POEME ROMÂNESTI ÎN LIMBI STRĂINE

Alexandru PINTESCU

Hibernia

(poème)
I.
Baigné en soleil. Hibernia, plaine paresseuse,
blanc tapis peluché, souvenir glacé .
L’air est ici cristallin, myriades
de structures opalines, pyramides infimes
mises tête à tête.
Vidé de pensées, de tous les souvenirs
attendant l’Attente, en te résignant.
Tout seul, sur une banquise en dérive,
tout seul aussi dans la maternelle ogive :
comme là-bas, la tête en mains,
embryon de l’imatérialité,
homuncule du sommeil.

II.
Un regard glacé, sauvage ,
projeté dans la Mer Sarmatique :
je me ramasse des algues, de plaves,
des méduses enveloppées en fleurs d’acante,
en feuilles de laurier.
Dissipées comme sont toutes mes cellules
Sous les vastes voûtes de la Mer Sarmate
je me traîne  comme une mollusque, lentement –
parmi les marches de l’échelle animale –
fuite honteuse, illusoire de ce qui plus tard
va s’appeler l’Histoire :
des poissons difformes, aliés, libellules
s’attachaient aux yeux comme des tentacules
(j’étais arrivé déjà dans la dernère Thule 1)
traversant succéssivement des métamorphoses
(les échecs se transformant en apothéoses).

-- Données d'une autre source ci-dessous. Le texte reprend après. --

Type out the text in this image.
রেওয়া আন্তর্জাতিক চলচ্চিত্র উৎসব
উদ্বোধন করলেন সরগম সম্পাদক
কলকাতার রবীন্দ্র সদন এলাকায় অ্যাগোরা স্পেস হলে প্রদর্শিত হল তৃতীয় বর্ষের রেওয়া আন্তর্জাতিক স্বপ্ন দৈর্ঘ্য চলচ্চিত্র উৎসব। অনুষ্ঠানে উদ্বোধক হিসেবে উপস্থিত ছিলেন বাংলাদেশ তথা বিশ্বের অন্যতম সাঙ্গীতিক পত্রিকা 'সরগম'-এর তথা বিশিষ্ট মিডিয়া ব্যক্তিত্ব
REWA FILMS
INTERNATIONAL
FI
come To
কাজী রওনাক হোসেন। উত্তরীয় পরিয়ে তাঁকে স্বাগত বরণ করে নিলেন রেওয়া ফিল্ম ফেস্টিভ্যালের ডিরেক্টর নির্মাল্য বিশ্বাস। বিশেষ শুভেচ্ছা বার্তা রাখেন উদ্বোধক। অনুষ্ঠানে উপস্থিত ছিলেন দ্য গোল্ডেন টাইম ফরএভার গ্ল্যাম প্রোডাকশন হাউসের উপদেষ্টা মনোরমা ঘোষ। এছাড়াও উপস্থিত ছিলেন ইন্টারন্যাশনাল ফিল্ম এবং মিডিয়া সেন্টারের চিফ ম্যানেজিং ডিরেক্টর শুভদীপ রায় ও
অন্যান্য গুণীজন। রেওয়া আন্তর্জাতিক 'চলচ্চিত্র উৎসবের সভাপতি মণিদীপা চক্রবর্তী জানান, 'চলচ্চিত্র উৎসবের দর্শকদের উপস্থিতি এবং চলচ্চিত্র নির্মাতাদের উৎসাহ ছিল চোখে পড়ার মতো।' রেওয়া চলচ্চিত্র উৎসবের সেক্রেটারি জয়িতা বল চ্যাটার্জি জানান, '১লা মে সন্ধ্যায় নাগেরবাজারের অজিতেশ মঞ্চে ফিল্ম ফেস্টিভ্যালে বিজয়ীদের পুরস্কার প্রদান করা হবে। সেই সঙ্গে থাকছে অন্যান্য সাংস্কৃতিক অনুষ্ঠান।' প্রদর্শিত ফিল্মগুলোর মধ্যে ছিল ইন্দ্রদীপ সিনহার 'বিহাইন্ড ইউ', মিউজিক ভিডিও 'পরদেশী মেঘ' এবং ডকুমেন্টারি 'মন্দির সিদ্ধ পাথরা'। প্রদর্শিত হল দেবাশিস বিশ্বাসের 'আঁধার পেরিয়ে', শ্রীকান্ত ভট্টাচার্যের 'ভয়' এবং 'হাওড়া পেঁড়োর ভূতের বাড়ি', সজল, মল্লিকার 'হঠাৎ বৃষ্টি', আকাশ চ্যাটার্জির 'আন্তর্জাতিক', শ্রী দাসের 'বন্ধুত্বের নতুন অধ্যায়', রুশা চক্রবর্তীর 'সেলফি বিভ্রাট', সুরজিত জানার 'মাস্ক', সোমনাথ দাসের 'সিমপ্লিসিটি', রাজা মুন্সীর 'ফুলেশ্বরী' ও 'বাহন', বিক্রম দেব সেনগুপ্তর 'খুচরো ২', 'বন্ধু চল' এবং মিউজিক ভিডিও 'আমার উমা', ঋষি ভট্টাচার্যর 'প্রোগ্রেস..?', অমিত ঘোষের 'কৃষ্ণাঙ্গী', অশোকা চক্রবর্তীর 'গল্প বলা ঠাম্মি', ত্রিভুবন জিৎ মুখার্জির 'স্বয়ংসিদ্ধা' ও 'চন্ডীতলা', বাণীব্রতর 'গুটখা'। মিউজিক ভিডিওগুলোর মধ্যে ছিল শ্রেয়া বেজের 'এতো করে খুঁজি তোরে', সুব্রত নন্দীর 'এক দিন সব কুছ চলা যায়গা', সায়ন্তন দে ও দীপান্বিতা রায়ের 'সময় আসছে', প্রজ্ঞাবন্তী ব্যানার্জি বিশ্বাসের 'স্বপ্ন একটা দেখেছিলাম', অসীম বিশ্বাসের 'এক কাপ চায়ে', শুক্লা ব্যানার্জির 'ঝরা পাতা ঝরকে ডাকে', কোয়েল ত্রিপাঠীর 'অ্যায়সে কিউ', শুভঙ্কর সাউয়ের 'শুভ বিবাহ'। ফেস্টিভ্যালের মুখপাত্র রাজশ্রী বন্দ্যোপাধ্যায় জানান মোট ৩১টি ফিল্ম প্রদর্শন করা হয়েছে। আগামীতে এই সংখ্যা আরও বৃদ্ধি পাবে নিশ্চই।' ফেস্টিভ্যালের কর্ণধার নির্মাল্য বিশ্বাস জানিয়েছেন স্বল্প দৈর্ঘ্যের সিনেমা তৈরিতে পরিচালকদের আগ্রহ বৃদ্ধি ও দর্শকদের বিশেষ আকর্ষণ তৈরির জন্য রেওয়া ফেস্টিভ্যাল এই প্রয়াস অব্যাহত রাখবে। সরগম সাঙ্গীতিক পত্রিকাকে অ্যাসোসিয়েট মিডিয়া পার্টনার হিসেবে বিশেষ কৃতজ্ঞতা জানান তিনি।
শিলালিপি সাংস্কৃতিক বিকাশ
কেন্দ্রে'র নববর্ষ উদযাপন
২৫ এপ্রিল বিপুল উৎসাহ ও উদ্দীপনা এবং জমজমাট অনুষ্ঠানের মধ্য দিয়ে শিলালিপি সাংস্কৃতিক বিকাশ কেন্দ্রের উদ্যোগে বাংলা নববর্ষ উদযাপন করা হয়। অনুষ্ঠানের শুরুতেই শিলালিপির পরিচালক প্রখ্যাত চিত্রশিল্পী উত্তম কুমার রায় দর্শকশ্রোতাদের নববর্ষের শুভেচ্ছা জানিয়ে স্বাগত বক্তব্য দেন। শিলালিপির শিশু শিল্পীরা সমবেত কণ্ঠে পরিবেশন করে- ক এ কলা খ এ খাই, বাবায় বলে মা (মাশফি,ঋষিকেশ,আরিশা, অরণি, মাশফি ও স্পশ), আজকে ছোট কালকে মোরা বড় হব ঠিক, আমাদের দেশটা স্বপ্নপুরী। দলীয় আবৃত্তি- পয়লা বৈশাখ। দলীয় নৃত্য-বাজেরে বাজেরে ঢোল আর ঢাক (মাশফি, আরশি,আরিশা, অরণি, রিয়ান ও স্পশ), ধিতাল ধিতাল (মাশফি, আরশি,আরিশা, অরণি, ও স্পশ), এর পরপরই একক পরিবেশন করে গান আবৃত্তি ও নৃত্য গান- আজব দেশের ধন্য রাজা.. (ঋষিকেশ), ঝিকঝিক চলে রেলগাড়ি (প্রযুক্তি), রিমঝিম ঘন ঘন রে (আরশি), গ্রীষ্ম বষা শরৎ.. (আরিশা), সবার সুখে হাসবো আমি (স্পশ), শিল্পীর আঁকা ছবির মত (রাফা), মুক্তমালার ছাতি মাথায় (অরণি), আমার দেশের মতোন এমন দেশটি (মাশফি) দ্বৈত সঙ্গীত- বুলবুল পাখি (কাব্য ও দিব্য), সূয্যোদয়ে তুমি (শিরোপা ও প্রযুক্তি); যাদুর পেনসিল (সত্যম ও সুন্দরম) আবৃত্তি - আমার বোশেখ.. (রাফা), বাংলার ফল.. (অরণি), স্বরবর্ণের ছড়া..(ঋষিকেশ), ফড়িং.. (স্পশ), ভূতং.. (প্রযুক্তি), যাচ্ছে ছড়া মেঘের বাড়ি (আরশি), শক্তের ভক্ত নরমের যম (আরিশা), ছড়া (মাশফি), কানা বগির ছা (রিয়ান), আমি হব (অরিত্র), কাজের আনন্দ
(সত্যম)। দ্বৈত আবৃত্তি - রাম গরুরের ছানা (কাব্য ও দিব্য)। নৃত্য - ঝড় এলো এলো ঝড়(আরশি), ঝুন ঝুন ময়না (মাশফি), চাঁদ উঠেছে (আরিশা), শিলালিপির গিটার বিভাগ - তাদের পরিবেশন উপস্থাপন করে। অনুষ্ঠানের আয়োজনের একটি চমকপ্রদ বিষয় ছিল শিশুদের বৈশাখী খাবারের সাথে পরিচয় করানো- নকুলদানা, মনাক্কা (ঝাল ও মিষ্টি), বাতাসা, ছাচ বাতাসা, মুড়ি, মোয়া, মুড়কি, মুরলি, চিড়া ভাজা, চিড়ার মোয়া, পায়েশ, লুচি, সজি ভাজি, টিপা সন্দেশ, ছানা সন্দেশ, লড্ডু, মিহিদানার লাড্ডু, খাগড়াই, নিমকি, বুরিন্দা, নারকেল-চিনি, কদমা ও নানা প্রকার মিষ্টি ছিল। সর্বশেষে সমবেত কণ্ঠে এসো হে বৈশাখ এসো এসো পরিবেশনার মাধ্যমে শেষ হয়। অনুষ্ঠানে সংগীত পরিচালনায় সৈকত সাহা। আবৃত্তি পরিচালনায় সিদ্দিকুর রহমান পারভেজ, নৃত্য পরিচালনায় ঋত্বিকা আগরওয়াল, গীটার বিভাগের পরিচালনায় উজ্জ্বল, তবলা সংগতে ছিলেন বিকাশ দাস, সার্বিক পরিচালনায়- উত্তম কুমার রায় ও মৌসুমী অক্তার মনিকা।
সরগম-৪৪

Pas à pas, je retrouvais ma Mémoire :
affamée, aux rivages m’attendait l’Histoire…

III.
Même les astres se sont arrêtés dans leur chemin révolu
et l’aigle s’est petrifié à O absolu ;
les poissons étaient cassants dans les océans, les marées
apportaient des charognes d’oiseaux, des aigrettes
aux ailes milticolores, coquettes
tenant dans leur bec des boules de sel
cristallisées comme des briquets et en griffes
de petites épées en copeaux de glace
arrachés aux banquises en dérive
imaginant des trous dans leur chair antique,
ogive par où pénètre un frisson boréal
en bruissement métalique, minéral.

Ta pansée reste suspendue comme l’oiseau
qui reste gelé dans son vol au ciel,
comme les dents dans la chair mordue
et comme moi, dans une orgie chaste
arrosant les fleurs de ma fenêtre…

IV .
En troubles mers on pêche des herings
Comme la mer le rivage va lécher
Dans le brouillard encore on distingue
Le cheval rouge, - l’horizon sanglé.

Enferme les pigeons au grenier,
Mets au couchant des mouselières, de laisse
Fait voir le toit rongé
Par les chiens aboyant en langue sarde.

Tu peux tuer, si l’on veut, de vieux malades
Les troupeaux agrestes tu peux enflammer
Tirer en lances les non-nés dociles
Qui se délectent avec les femmes non-agées.

Au crépuscule on peut hausser des libations,
La voûte des étoiles on peut bien défier
On peut lever, à l’aise, des ovations
A la noce des quatrupèdes livides, sechés,

On peut passer la nuit avec les verbes en poèmes,
Une tente ou cité on peut lever sur les champs,
On peut te débaucher oubliant les anathèmes
Mais on ne peut, toi-même, que tu te vends.

O, pas possible de te détacher
D’une carapace qui existe dans ta chair
Le nimbe d’épines comme un jeu de glaces
Tu le retrouve toujours comme une abscise.

V.
Je passe parmi les papillons en ailes de papillon
L’oiseau bleu m’appelle en chuchottements cachés
Les haras du ciel voulant bien secouer
Les nues s’en vont, la crinière collée au vent.